Pictograms are among mankind’s earliest inventions. From the cave paintings at Lascaux and Egyptian hieroglyphics to the pictograms found throughout modern international airports, humans have been conveying ideas through images for thousands of years.
Good pictograms are literal and easy to understand regardless of language or cultural barriers. They convey a single idea. They can be understood on a subconscious level in the blink of an eye. Pictograms are an important aspect of most interior signage solutions and they are crucial to effective ADA signage.
Unfortunately, not all pictograms work as well as they should. To help you avoid choosing or using bad pictograms in your corporate signage design, here is a list of a few pictogram pitfalls:
Stick figures. If it looks like a 5-year-old did it, it isn’t right for your organization – unless you sell pretzel sticks or pipe cleaners. Pictograms need to be recognizable, but not so stylized that they bring undue attention to themselves.
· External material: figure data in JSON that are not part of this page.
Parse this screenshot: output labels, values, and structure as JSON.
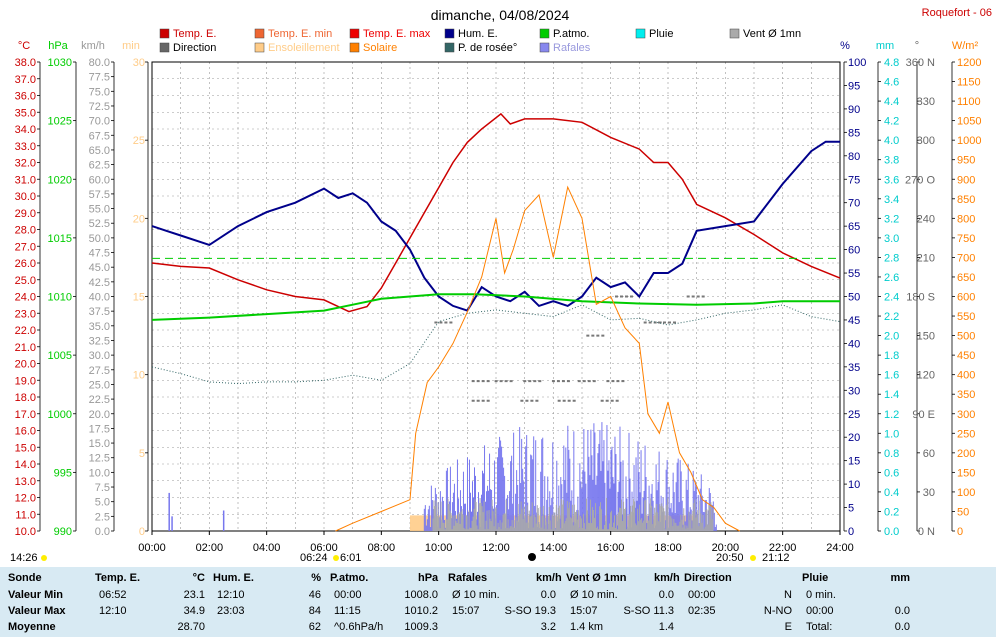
{
  "title": "dimanche, 04/08/2024",
  "station": "Roquefort - 06",
  "colors": {
    "temp": "#cc0000",
    "hum": "#00008b",
    "press": "#00cc00",
    "rain": "#00cccc",
    "solar": "#ff8000",
    "dew": "#336666",
    "gust": "#7777ee",
    "wind": "#aaaaaa",
    "grid": "#999999",
    "tick": "#333333",
    "sunshine": "#ffcc88"
  },
  "legend": [
    {
      "label": "Temp. E.",
      "color": "#cc0000"
    },
    {
      "label": "Temp. E. min",
      "color": "#ee6633"
    },
    {
      "label": "Temp. E. max",
      "color": "#ee0000"
    },
    {
      "label": "Hum. E.",
      "color": "#00008b"
    },
    {
      "label": "P.atmo.",
      "color": "#00cc00"
    },
    {
      "label": "Pluie",
      "color": "#00eeee"
    },
    {
      "label": "Vent Ø 1mn",
      "color": "#aaaaaa"
    },
    {
      "label": "Direction",
      "color": "#666666"
    },
    {
      "label": "Ensoleillement",
      "color": "#ffcc88"
    },
    {
      "label": "Solaire",
      "color": "#ff8000"
    },
    {
      "label": "P. de rosée°",
      "color": "#336666"
    },
    {
      "label": "Rafales",
      "color": "#8888ee"
    }
  ],
  "axis_units": {
    "temp": "°C",
    "press": "hPa",
    "wind": "km/h",
    "min": "min",
    "hum": "%",
    "rain": "mm",
    "dir": "°",
    "solar": "W/m²"
  },
  "axes": {
    "temp": [
      "38.0",
      "37.0",
      "36.0",
      "35.0",
      "34.0",
      "33.0",
      "32.0",
      "31.0",
      "30.0",
      "29.0",
      "28.0",
      "27.0",
      "26.0",
      "25.0",
      "24.0",
      "23.0",
      "22.0",
      "21.0",
      "20.0",
      "19.0",
      "18.0",
      "17.0",
      "16.0",
      "15.0",
      "14.0",
      "13.0",
      "12.0",
      "11.0",
      "10.0"
    ],
    "press": [
      "1030",
      "1025",
      "1020",
      "1015",
      "1010",
      "1005",
      "1000",
      "995",
      "990"
    ],
    "wind": [
      "80.0",
      "77.5",
      "75.0",
      "72.5",
      "70.0",
      "67.5",
      "65.0",
      "62.5",
      "60.0",
      "57.5",
      "55.0",
      "52.5",
      "50.0",
      "47.5",
      "45.0",
      "42.5",
      "40.0",
      "37.5",
      "35.0",
      "32.5",
      "30.0",
      "27.5",
      "25.0",
      "22.5",
      "20.0",
      "17.5",
      "15.0",
      "12.5",
      "10.0",
      "7.5",
      "5.0",
      "2.5",
      "0.0"
    ],
    "min": [
      "30",
      "25",
      "20",
      "15",
      "10",
      "5",
      "0"
    ],
    "hum": [
      "100",
      "95",
      "90",
      "85",
      "80",
      "75",
      "70",
      "65",
      "60",
      "55",
      "50",
      "45",
      "40",
      "35",
      "30",
      "25",
      "20",
      "15",
      "10",
      "5",
      "0"
    ],
    "rain": [
      "4.8",
      "4.6",
      "4.4",
      "4.2",
      "4.0",
      "3.8",
      "3.6",
      "3.4",
      "3.2",
      "3.0",
      "2.8",
      "2.6",
      "2.4",
      "2.2",
      "2.0",
      "1.8",
      "1.6",
      "1.4",
      "1.2",
      "1.0",
      "0.8",
      "0.6",
      "0.4",
      "0.2",
      "0.0"
    ],
    "dir": [
      "360 N",
      "330",
      "300",
      "270 O",
      "240",
      "210",
      "180 S",
      "150",
      "120",
      "90 E",
      "60",
      "30",
      "0 N"
    ],
    "solar": [
      "1200",
      "1150",
      "1100",
      "1050",
      "1000",
      "950",
      "900",
      "850",
      "800",
      "750",
      "700",
      "650",
      "600",
      "550",
      "500",
      "450",
      "400",
      "350",
      "300",
      "250",
      "200",
      "150",
      "100",
      "50",
      "0"
    ]
  },
  "time_labels": [
    "00:00",
    "02:00",
    "04:00",
    "06:00",
    "08:00",
    "10:00",
    "12:00",
    "14:00",
    "16:00",
    "18:00",
    "20:00",
    "22:00",
    "24:00"
  ],
  "sun": {
    "left": "14:26",
    "sunrise": "06:24",
    "sunrise_b": "6:01",
    "sunset": "20:50",
    "sunset_b": "21:12"
  },
  "chart_data": {
    "type": "line",
    "x_unit": "hours",
    "series": [
      {
        "name": "Temp. E.",
        "axis": "temp",
        "points": [
          [
            0,
            26.0
          ],
          [
            1,
            25.8
          ],
          [
            2,
            25.7
          ],
          [
            3,
            25.0
          ],
          [
            4,
            24.4
          ],
          [
            5,
            24.0
          ],
          [
            6,
            23.8
          ],
          [
            6.87,
            23.1
          ],
          [
            7.5,
            23.4
          ],
          [
            8,
            24.5
          ],
          [
            8.5,
            26.0
          ],
          [
            9,
            27.5
          ],
          [
            9.5,
            29.0
          ],
          [
            10,
            30.5
          ],
          [
            10.5,
            32.0
          ],
          [
            11,
            33.2
          ],
          [
            11.5,
            34.0
          ],
          [
            12.17,
            34.9
          ],
          [
            12.5,
            34.3
          ],
          [
            13,
            34.6
          ],
          [
            14,
            34.6
          ],
          [
            15,
            34.4
          ],
          [
            16,
            33.5
          ],
          [
            17,
            32.8
          ],
          [
            17.5,
            32.0
          ],
          [
            18,
            32.0
          ],
          [
            18.5,
            31.0
          ],
          [
            19,
            29.5
          ],
          [
            20,
            28.7
          ],
          [
            21,
            27.7
          ],
          [
            22,
            26.6
          ],
          [
            23,
            25.8
          ],
          [
            24,
            25.1
          ]
        ]
      },
      {
        "name": "Hum. E.",
        "axis": "hum",
        "points": [
          [
            0,
            65
          ],
          [
            0.5,
            64
          ],
          [
            1,
            63
          ],
          [
            2,
            61
          ],
          [
            3,
            65
          ],
          [
            4,
            68
          ],
          [
            5,
            70
          ],
          [
            6,
            73
          ],
          [
            6.5,
            71
          ],
          [
            7,
            72
          ],
          [
            7.5,
            70
          ],
          [
            8,
            66
          ],
          [
            8.5,
            64
          ],
          [
            9,
            60
          ],
          [
            9.5,
            54
          ],
          [
            10,
            50
          ],
          [
            10.5,
            48
          ],
          [
            11,
            47
          ],
          [
            11.5,
            52
          ],
          [
            12,
            50
          ],
          [
            12.5,
            49
          ],
          [
            13,
            51
          ],
          [
            13.5,
            48
          ],
          [
            14,
            49
          ],
          [
            14.5,
            48
          ],
          [
            15,
            50
          ],
          [
            15.5,
            54
          ],
          [
            16,
            52
          ],
          [
            16.5,
            53
          ],
          [
            17,
            50
          ],
          [
            17.5,
            55
          ],
          [
            18,
            55
          ],
          [
            18.5,
            57
          ],
          [
            19,
            64
          ],
          [
            20,
            65
          ],
          [
            21,
            66
          ],
          [
            22,
            74
          ],
          [
            23,
            81
          ],
          [
            23.5,
            83
          ],
          [
            24,
            83
          ]
        ]
      },
      {
        "name": "P.atmo.",
        "axis": "press",
        "points": [
          [
            0,
            1008.0
          ],
          [
            2,
            1008.2
          ],
          [
            4,
            1008.5
          ],
          [
            6,
            1008.8
          ],
          [
            7,
            1009.3
          ],
          [
            8,
            1009.8
          ],
          [
            10,
            1010.2
          ],
          [
            11.25,
            1010.2
          ],
          [
            13,
            1010.0
          ],
          [
            15,
            1009.6
          ],
          [
            17,
            1009.4
          ],
          [
            19,
            1009.3
          ],
          [
            21,
            1009.4
          ],
          [
            22,
            1009.6
          ],
          [
            24,
            1009.6
          ]
        ]
      },
      {
        "name": "P. de rosée°",
        "axis": "temp",
        "points": [
          [
            0,
            19.8
          ],
          [
            1,
            19.4
          ],
          [
            2,
            18.9
          ],
          [
            3,
            18.8
          ],
          [
            4,
            18.9
          ],
          [
            5,
            18.9
          ],
          [
            6,
            19.0
          ],
          [
            7,
            19.3
          ],
          [
            8,
            19.0
          ],
          [
            9,
            20.0
          ],
          [
            10,
            22.5
          ],
          [
            11,
            23.0
          ],
          [
            12,
            23.2
          ],
          [
            13,
            23.0
          ],
          [
            14,
            22.8
          ],
          [
            15,
            23.5
          ],
          [
            16,
            22.6
          ],
          [
            17,
            22.7
          ],
          [
            18,
            22.3
          ],
          [
            19,
            22.6
          ],
          [
            20,
            23.0
          ],
          [
            21,
            23.2
          ],
          [
            22,
            23.5
          ],
          [
            23,
            22.8
          ],
          [
            24,
            22.5
          ]
        ]
      },
      {
        "name": "Solaire",
        "axis": "solar",
        "points": [
          [
            6.4,
            0
          ],
          [
            7,
            20
          ],
          [
            8,
            50
          ],
          [
            9,
            80
          ],
          [
            9.2,
            250
          ],
          [
            9.6,
            380
          ],
          [
            10,
            420
          ],
          [
            10.5,
            480
          ],
          [
            11,
            560
          ],
          [
            11.5,
            650
          ],
          [
            12,
            800
          ],
          [
            12.3,
            660
          ],
          [
            12.6,
            720
          ],
          [
            13,
            820
          ],
          [
            13.5,
            860
          ],
          [
            14,
            700
          ],
          [
            14.5,
            880
          ],
          [
            15,
            800
          ],
          [
            15.5,
            580
          ],
          [
            16,
            600
          ],
          [
            16.5,
            520
          ],
          [
            17,
            480
          ],
          [
            17.3,
            300
          ],
          [
            17.7,
            250
          ],
          [
            18,
            330
          ],
          [
            18.4,
            200
          ],
          [
            18.8,
            150
          ],
          [
            19.2,
            80
          ],
          [
            19.6,
            60
          ],
          [
            20,
            20
          ],
          [
            20.5,
            0
          ]
        ]
      }
    ],
    "sunshine_minutes": {
      "axis": "min",
      "from": 9.0,
      "to": 19.0,
      "value": 1.0
    },
    "gusts_kmh": {
      "from": 9.5,
      "to": 19.7,
      "max": 19.3
    },
    "wind_avg_kmh": {
      "from": 9.8,
      "to": 19.6,
      "max": 11.3
    },
    "direction_marks_deg": [
      [
        11.5,
        115
      ],
      [
        12.3,
        115
      ],
      [
        13.3,
        115
      ],
      [
        14.3,
        115
      ],
      [
        15.2,
        115
      ],
      [
        16.2,
        115
      ],
      [
        13.2,
        100
      ],
      [
        14.5,
        100
      ],
      [
        11.5,
        100
      ],
      [
        16.0,
        100
      ],
      [
        10.2,
        160
      ],
      [
        17.5,
        160
      ],
      [
        15.5,
        150
      ],
      [
        18.0,
        160
      ],
      [
        16.5,
        180
      ],
      [
        19.0,
        180
      ]
    ],
    "night_marks_kmh": [
      [
        0.6,
        6.5
      ],
      [
        0.7,
        2.5
      ],
      [
        2.5,
        3.5
      ]
    ]
  },
  "table": [
    {
      "header": "Sonde",
      "unit": "",
      "rows": [
        "Valeur Min",
        "Valeur Max",
        "Moyenne"
      ]
    },
    {
      "header": "Temp. E.",
      "unit": "°C",
      "rows": [
        [
          "06:52",
          "23.1"
        ],
        [
          "12:10",
          "34.9"
        ],
        [
          "",
          "28.70"
        ]
      ]
    },
    {
      "header": "Hum. E.",
      "unit": "%",
      "rows": [
        [
          "12:10",
          "46"
        ],
        [
          "23:03",
          "84"
        ],
        [
          "",
          "62"
        ]
      ]
    },
    {
      "header": "P.atmo.",
      "unit": "hPa",
      "rows": [
        [
          "00:00",
          "1008.0"
        ],
        [
          "11:15",
          "1010.2"
        ],
        [
          "^0.6hPa/h",
          "1009.3"
        ]
      ]
    },
    {
      "header": "Rafales",
      "unit": "km/h",
      "rows": [
        [
          "Ø 10 min.",
          "0.0"
        ],
        [
          "15:07",
          "S-SO 19.3"
        ],
        [
          "",
          "3.2"
        ]
      ]
    },
    {
      "header": "Vent Ø 1mn",
      "unit": "km/h",
      "rows": [
        [
          "Ø 10 min.",
          "0.0"
        ],
        [
          "15:07",
          "S-SO 11.3"
        ],
        [
          "1.4 km",
          "1.4"
        ]
      ]
    },
    {
      "header": "Direction",
      "unit": "",
      "rows": [
        [
          "00:00",
          "N"
        ],
        [
          "02:35",
          "N-NO"
        ],
        [
          "",
          "E"
        ]
      ]
    },
    {
      "header": "Pluie",
      "unit": "mm",
      "rows": [
        [
          "0 min.",
          ""
        ],
        [
          "00:00",
          "0.0"
        ],
        [
          "Total:",
          "0.0"
        ]
      ]
    }
  ]
}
Multiple ideas. A pictogram needs to represent one thing clearly. Trying to cram multiple pieces into a single pictogram is a recipe for confusion.
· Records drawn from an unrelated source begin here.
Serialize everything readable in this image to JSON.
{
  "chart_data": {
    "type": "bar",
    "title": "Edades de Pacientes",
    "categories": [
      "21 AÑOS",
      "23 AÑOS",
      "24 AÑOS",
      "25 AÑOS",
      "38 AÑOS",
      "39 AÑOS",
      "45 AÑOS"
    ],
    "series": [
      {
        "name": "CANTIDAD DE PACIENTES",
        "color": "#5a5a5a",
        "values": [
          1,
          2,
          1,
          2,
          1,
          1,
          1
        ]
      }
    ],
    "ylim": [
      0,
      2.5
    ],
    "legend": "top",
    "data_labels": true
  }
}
Lack of context. The pictogram above isn’t bad. In fact, it’s part of an award-winning set produced through collaboration between AIGA, the professional organization for design, and the U.S. Department of Transportation for use in airports and other transportation hubs. The issue here is what may make sense in the context of an airport setting may not make sense elsewhere. (For the record, the pictogram signifies “arriving flights.”)
- Stylized arrows. If you use wayfinding signage to point someone in a given direction, make sure they know they are looking at an arrow.
- Smiley faces. The largest retailer in America can get away with them; you can’t.
- Rainbow colors. Color is important. Color is good. Too much color is a mess. Pictograms should be one color.
- Remember, not all pictograms are created equal, so choose wisely when using them to enhance your ada signage.